Bonsoir Laurence, Bonsoir Pandore,Quand ma fille était hospitalisée, j'ai proposé à son frère d'aller la voir, il avait 14 ans, c'était dur pour lui, même s'il sait bien cacher ce qu'il éprouve, donc je lui ai laissé le choix, et il ne le désirait pas, sauf au nouvel an, là j'ai désiré qu'il nous accompagne, pour déjeuner avec Amélie, je me souviens lui avoir dit que j'aimerais les avoir tous les deux ce jour là, et que cela ferait plaisir à sa soeur. En plus, elle ne voulait plus s'alimenter, je l’ai préparé à tout ça.
Là bas, il était un peu gêné, il y avait des cas lourds, du moins vraiment voyants, mais je crois qu'il a tout de même apprécié cet après midi, cela faisait plusieurs semaines qu'il n'avait pas vu sa soeur, son humour a pris le dessus.

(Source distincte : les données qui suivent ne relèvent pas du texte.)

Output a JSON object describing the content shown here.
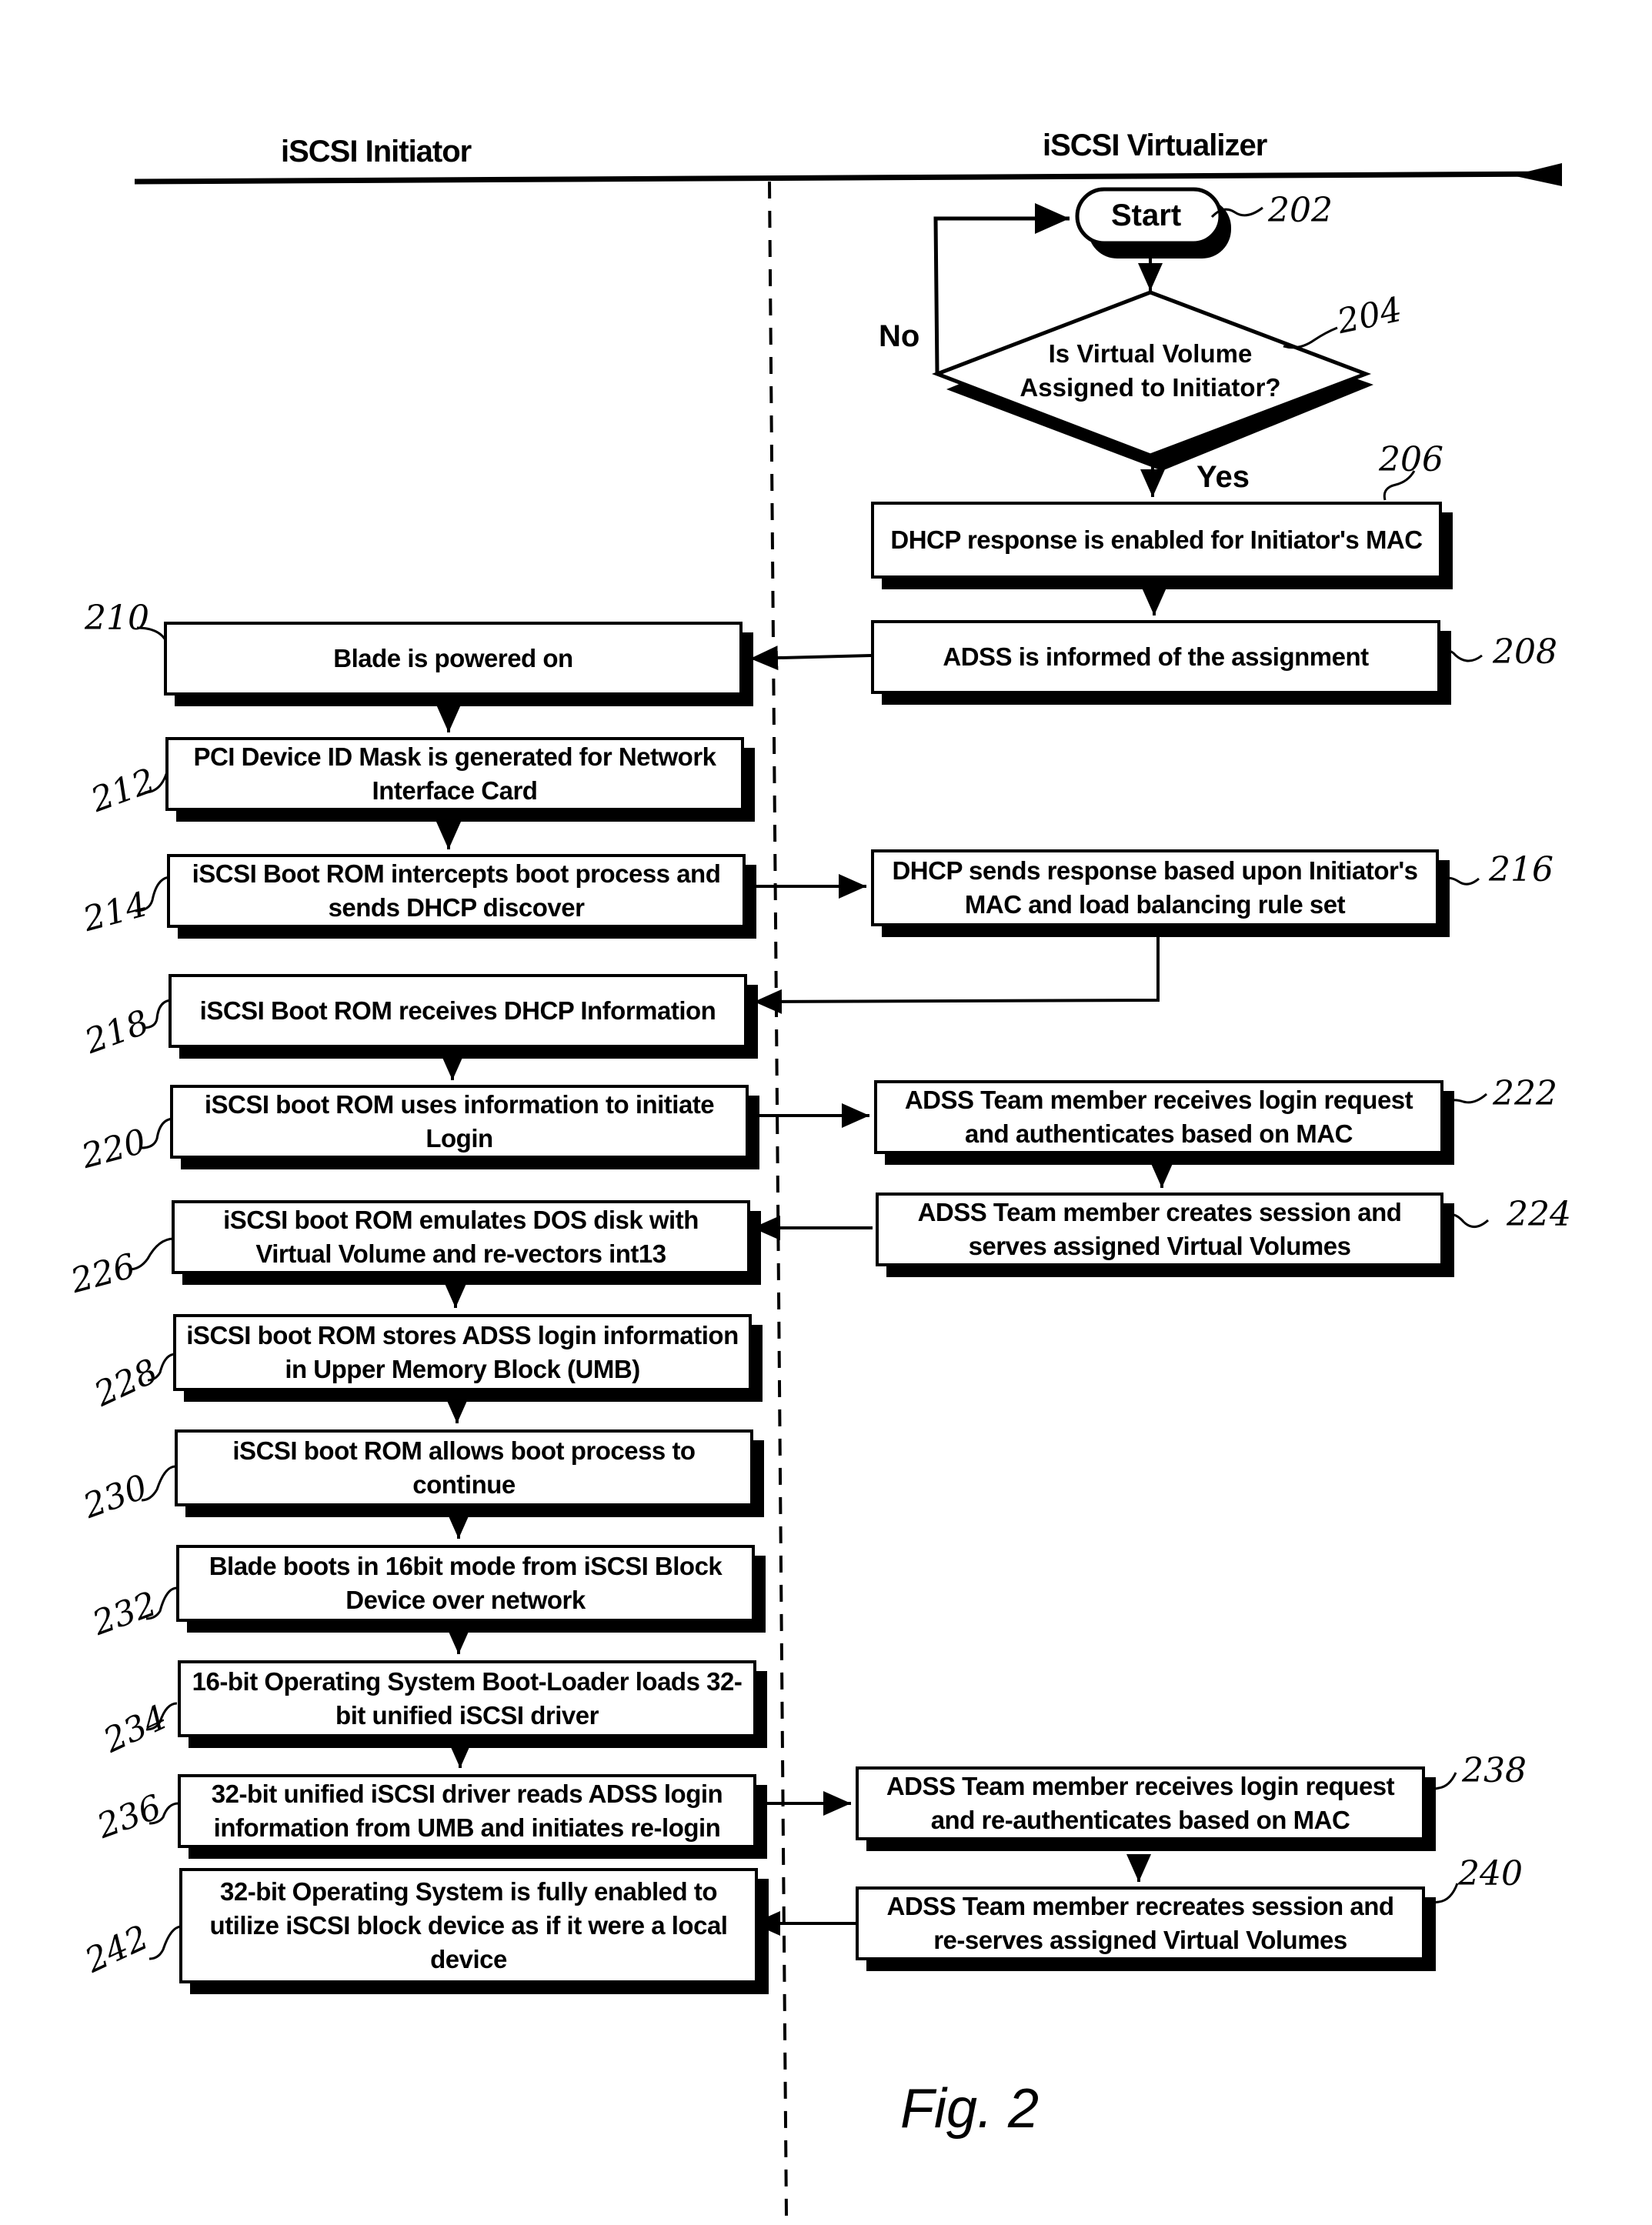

J'ai une "petite" soeur de 13ans de moins que moi, qui lui envoyait des cartes originales, sa grand mère paternelle également, qui lui écrivait chaque semaine, et je sais que ça lui faisait plaisir, aussi ses profs de lycée et ses camarades de classe qu'elle ne connaissaient que depuis 3 mois, mais des plus proches, rien, elles étaient venues me voir "en comité" quand Amélie était en clinique, depuis elles se sont revues quelques fois, c'est vrai que ma grande a changé, mais elle est toujours Amélie. Et elle est en attente de contact, comme pour braver cette saleté de maladie. Et si les amies ou copines ( là je ne sais plus trop) l'ignorent, ce sont des gens de passage, présents mais peu fréquentables qu’elle rencontre, auxquelles elle se raccroche, c’est une partie du problème, et là y a de quoi écrire sur le profit qu’ils peuvent rechercher. C’est un sacré problème, comment faire changer les choses, comment peut ELLE faire changer les choses, je sais très bien que mon intervention n’y changerait rien, un « autre » remplacerait le précédent. Le temps, le temps, le temps, pourvu qu’elle n’y laisse pas trop de plumes !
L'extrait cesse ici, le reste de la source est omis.